Al-Ittifaq merupakan pondok pesantren yang telah berusia lanjut, yakni lebih dari 73 tahun. Atas restu Kanjeng Dalem Wiranata Kusumah, Wedana Ciwidey saat itu, pesantren ini didirikan dengan nama Pesantren Ciburial pada tanggal 16 Syawal 1302 H/ 1 Pebruari 1934 M oleh KH. Mansyur, seorang ulama di Ciwidey.
Walaupun pendiriannya melalui restu pemerintahan Belanda, namun tidak sejalan dengan pandangan penjajah Belanda. Hal ini terbukti dari nasehat Kiai Mansyur agar masyarakat tidak usah menyekolahkan anaknya melainkan mengaji saja. Para santri diharamkan belajar menulis latin dan tidak diperbolehkan kenal dengan pemerintahan Belanda. Hal-hal yang berbau Belanda seperti radio, sekolah, rumah tembok, menjadi pegawai pemerintah, merupakan hal yang tabu dan larangan keras bagi masyarakat.
Dari ajaran ini kiyai mansyur dianggap kolot. Kondisi seperti itu bahkan masih terasa pengaruhnya hingga tahun 1980-an. Saat itu, ketika Kiai Fuad (cucu KH. Mansyur) bermaksud merenovasi bangunan masjid, dan bilik bambu menjadi bangunan permanen tembok agar dapat menampung jama’ah salat Jum’at lebih banyak.
Namun, ia ditentang keras oleh masyarakat. Berbagai tuduhan ditudingkan kepada dirinya sebagai perusak tradisi. Dalam suasana demikian, sistem pendidikan di Pesantren Ciburial hanya terbatas pada pola pendidikan tradisional yaitu model sorogan. Santri-santrinya hanyalah masyarakat sekitar Ciburial yang berjumlah antara 10 hingga 30 orang dan yang mondok hanya sepertiganya. Kepemimipinan KH. Mansyur berlangsung sampai tahun 1953.
Pada tahun tersebut, kepemimpinan diberikan kepada putranya, yaitu H. Rifai. Di bawah kepemimpinan H. Rifai, perkembangan Pesantren Ciburial tidak jauh berbeda dengan sebelumnya, berjalan dalam suasana tradisional dan kolot. Menurut KH. Fuad Affandi, perkembangan pesantren dibawah ayahnya, justru menurun. H. Rifai tergolong pendidik yang keras. Tradisi keningratan diterapkan secara ketat.

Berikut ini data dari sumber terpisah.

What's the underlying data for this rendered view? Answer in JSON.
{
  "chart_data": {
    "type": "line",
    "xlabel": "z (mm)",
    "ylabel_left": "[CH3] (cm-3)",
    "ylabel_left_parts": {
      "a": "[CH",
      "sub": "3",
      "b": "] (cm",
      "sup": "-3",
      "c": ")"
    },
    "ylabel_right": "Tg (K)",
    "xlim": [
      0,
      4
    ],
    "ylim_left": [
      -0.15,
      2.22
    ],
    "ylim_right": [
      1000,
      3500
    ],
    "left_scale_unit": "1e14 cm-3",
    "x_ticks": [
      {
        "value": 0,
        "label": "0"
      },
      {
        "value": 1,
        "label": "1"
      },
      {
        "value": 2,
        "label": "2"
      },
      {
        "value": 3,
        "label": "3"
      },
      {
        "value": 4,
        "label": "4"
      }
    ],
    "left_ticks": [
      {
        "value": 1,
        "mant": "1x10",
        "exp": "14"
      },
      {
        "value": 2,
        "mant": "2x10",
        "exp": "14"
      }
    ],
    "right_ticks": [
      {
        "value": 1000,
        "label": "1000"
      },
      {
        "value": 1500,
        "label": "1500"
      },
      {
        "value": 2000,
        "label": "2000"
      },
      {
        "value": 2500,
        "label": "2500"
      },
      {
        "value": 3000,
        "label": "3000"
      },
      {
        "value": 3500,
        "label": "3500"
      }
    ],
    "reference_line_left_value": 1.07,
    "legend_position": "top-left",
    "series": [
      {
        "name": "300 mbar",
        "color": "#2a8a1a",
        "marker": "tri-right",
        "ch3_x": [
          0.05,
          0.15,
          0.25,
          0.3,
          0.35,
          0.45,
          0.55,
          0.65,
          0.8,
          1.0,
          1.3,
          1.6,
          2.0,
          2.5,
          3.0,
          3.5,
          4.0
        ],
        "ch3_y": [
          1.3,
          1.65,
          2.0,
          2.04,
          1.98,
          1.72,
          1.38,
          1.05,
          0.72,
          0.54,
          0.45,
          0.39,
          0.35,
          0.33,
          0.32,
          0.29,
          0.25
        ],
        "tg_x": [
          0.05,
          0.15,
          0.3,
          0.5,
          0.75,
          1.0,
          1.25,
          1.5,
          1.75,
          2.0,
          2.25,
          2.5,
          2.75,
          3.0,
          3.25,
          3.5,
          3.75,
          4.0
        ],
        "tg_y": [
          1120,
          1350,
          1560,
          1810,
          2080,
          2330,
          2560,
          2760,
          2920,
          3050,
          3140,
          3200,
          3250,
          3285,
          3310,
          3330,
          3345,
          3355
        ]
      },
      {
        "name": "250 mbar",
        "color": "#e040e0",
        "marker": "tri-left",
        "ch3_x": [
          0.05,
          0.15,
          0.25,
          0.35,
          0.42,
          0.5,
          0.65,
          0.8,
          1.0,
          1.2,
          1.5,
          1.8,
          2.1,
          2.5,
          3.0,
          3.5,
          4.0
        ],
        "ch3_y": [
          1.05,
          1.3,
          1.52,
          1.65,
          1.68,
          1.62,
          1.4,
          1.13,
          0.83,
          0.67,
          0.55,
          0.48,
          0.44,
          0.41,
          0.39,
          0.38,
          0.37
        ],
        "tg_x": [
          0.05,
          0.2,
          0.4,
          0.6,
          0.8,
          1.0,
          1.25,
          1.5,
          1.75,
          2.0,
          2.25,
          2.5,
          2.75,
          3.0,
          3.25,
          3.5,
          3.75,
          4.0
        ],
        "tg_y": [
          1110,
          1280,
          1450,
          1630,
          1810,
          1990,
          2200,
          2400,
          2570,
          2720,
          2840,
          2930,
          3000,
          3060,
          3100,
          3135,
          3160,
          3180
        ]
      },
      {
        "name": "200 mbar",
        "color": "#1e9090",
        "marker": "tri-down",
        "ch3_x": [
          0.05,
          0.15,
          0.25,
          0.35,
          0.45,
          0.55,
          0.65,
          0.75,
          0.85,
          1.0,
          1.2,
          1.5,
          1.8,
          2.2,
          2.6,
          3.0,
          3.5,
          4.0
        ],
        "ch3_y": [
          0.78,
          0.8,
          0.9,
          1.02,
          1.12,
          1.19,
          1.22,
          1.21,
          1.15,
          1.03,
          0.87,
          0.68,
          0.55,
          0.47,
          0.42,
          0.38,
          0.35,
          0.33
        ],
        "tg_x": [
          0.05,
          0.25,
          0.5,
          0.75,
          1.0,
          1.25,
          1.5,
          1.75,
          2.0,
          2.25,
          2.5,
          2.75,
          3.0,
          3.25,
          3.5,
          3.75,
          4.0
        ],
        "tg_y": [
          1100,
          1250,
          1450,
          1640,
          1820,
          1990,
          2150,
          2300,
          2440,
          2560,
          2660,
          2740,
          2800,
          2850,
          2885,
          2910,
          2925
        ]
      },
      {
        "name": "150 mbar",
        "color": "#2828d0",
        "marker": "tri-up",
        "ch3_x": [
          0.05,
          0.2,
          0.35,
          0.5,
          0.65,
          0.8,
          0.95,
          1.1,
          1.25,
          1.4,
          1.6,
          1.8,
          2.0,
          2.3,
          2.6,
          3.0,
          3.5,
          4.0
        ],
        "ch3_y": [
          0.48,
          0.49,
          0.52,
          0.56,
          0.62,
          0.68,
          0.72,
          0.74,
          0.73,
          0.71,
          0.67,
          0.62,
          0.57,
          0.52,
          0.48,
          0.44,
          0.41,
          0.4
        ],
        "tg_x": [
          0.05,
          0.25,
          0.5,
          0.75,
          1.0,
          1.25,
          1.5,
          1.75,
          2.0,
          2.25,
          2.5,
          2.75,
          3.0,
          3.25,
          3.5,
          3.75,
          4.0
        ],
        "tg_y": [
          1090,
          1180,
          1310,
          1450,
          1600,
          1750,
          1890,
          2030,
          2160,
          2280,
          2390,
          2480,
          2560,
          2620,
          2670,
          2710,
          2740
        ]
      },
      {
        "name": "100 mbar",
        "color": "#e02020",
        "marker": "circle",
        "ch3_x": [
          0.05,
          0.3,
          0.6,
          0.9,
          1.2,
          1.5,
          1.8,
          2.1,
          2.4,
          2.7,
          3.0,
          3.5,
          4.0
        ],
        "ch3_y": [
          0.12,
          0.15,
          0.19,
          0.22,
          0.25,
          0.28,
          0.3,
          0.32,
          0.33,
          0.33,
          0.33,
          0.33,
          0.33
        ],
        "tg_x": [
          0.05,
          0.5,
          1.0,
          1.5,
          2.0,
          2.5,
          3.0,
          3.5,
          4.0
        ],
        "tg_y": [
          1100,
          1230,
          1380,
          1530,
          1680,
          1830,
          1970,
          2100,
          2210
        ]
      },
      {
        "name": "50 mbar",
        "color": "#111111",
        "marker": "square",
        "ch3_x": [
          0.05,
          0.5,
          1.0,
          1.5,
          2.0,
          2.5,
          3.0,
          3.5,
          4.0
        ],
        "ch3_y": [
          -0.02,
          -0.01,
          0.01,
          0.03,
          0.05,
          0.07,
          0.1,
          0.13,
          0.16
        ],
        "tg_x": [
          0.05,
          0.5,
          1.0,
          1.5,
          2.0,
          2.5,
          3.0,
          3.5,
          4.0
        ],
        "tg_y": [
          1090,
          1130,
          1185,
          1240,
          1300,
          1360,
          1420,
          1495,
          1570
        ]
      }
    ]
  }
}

Setiap orang yang bertemu di jalan, misalnya, harus membungkukkan badannya. Kondisi ini membuat jumlah santri semakin menyusut. Kondisi ini berlangsung kurang lebih 17 tahun hingga tahun 1970, sampai putranya, Fuad Affandi, menyelesaikan pelajarannya di Pondok Pesantren Lasetu, Jawa Tengah.
Pada tahun 1970 inilah KH. Fuad Affandi, yang saat itu berusia 22 tahun mulai memimpin pesantren ini. Sesuai dengan jiwa mudanya, Kiai Fuad melakukan beberapa kebijakan baru.
Pertama, ia memberi nama Al-Ittifaq pada pesantren yang dipimpinnya. Nama ini berarti kesepakatan atau kerjasama yang bertujuan agar semua yang ada dalam naungan pesantren dapat melakukan kerja sama yang baik, atau sama-sama bekerja dengan baik.
Kedua, melakukan reorientasi terhadap prinsip-prinsip dan kebijakan pesantren selama dua periode kepemimpinan sebelumnya.
Ketiga, menjadikan AI-Ittifaq sebagai pesantren khusus bagi orang orang yang tidak mampu atau yatim piatu.
Keempat, merintis kegiatan-kegiatan ekonomi produktif, terutama sektor pertanian, dengan tujuan agar pesantren dapat mandiri dalam membiayai kegiatan belajarnya.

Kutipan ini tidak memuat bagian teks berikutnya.